International order is in flux. With the U.S. governed by the racist grifter Donald Trump and a complicit in his crimes Republican party American leadership of the liberal international order is in serious question. So what comes next? It’s an interesting time in that there is a space for a more virtuous and left wing foreign policy to emerge from the Trump wreckage, something that people are starting to take note of. I hope to contribute to this discussion soon, more so than I have already. In this post, however, I want to discuss, again, the possibility of Chinese hegemony, or the prospect of China overtaking the U.S. as the hegemonic leader of the liberal international order or a new order constructed with Chinese characteristics.
On the blog Lawfare, Timothy Heath has a post up arguing that China is preparing for an international order after U.S. leadership (one it will lead presumably). Heath’s article argues that Chinese leaders see the liberal international order deteriorating and view China as the only plausible alternative to step into the breach left by declining U.S. and western power and legitimacy. Heath goes on to look at how China’s diplomacy and writings by top officials provide keys to how China may try to order international politics. Overall the picture looks like this,
“Central to China’s approach is the establishment of values and norms that prioritize the values and interests of the developing world over those of the developed world. Chinese officials have stepped up activities to co-opt international institutions, build coalitions of similarly-minded political allies, and extend influence operations to shape global discourse in China’s favor.”
Heath goes on to document how China is advancing in those areas and planning for the future. Heath acknowledges that “fundamental to China’s conception of global governance is the establishment of new norms to guide international behavior.” This is right, if China is going to create a new order with itself as leader it won’t be simply because it surpasses the U.S. in military or economic power but also it will have to create new norms and values that others agree with and follow.

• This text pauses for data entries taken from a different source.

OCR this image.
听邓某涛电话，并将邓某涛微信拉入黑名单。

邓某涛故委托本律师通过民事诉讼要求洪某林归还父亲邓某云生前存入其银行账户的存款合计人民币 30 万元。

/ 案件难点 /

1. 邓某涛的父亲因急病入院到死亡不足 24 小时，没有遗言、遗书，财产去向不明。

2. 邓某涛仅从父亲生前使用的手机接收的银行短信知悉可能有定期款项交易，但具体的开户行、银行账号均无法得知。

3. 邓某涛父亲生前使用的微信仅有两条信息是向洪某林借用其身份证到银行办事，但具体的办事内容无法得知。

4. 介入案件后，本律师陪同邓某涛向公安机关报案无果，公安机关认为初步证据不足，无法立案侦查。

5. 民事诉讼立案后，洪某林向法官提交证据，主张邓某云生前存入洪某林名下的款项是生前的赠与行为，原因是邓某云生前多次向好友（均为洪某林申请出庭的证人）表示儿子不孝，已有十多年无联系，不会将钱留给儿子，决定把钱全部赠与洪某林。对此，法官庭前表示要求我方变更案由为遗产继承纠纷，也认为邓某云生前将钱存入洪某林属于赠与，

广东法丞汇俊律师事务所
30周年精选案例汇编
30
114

Hegemony is not just power its also leadership which includes legitimacy which is (at least partially) determined by shared norms and values. Can China create new norms of international politics which will help cement its leadership? I am doubtful. At least a China run by the CCP cannot. In a great new article forthcoming in International Organization, Bentley Allan, Srdjan Vucetic, and Ted Hopf give credence to the idea that it will be very difficult for China to create new norms and values for a new hegemonic order. They argue that China’s limitation in leading a counter-hegemonic challenge to the U.S. lead liberal international order is the distribution of identity across the great powers. Any new hegemonic order will need to acquire the acquiescence of other great powers (and their publics) and the ability to do that they argue is predicated on how identity is distributed in the international system not just material power. They sum up their findings as follows:
“Our main finding is that the distribution of identity presents a system-level barrier to a Chinese hegemonic succession. First, we find strong support for the democratic and neoliberal hegemonic ideology amongst elites and masses across the great powers. Notably, there is strong ideational support for the order outside the core states of the Western alliance. As a result, the U.S.-led order might remain stable in the face of a Chinese challenge or American decline. Second, the democratic and neoliberal hegemonic ideology effectively excludes China with its authoritarian national identity from full membership in the present order. Thus, it is unlikely to join and transform the order from within. Third, we contend that China is unlikely to be able to attract powerful followers into a counter-hegemonic coalition. Its national identity discourse is insular and propagandistic and so is unlikely to form the basis of an ideology or vision that could find support in the distribution of identity. While China may seek to cultivate a favourable distribution of identity amongst other great powers, this process is likely to take decades assuming. In short, for the foreseeable future, the distribution of identity will serve as a powerful constraint on China’s hegemonic prospects.”
In other words, the authoritarianism of the CCP will prevent China from successfully leading a counter-hegemonic coalition or constructing a new order because people around the world don’t identify with authoritarianism even if it can provide 7% GDP growth. Absent a democratic revolution in China, I think Chinese hegemony is unlikely.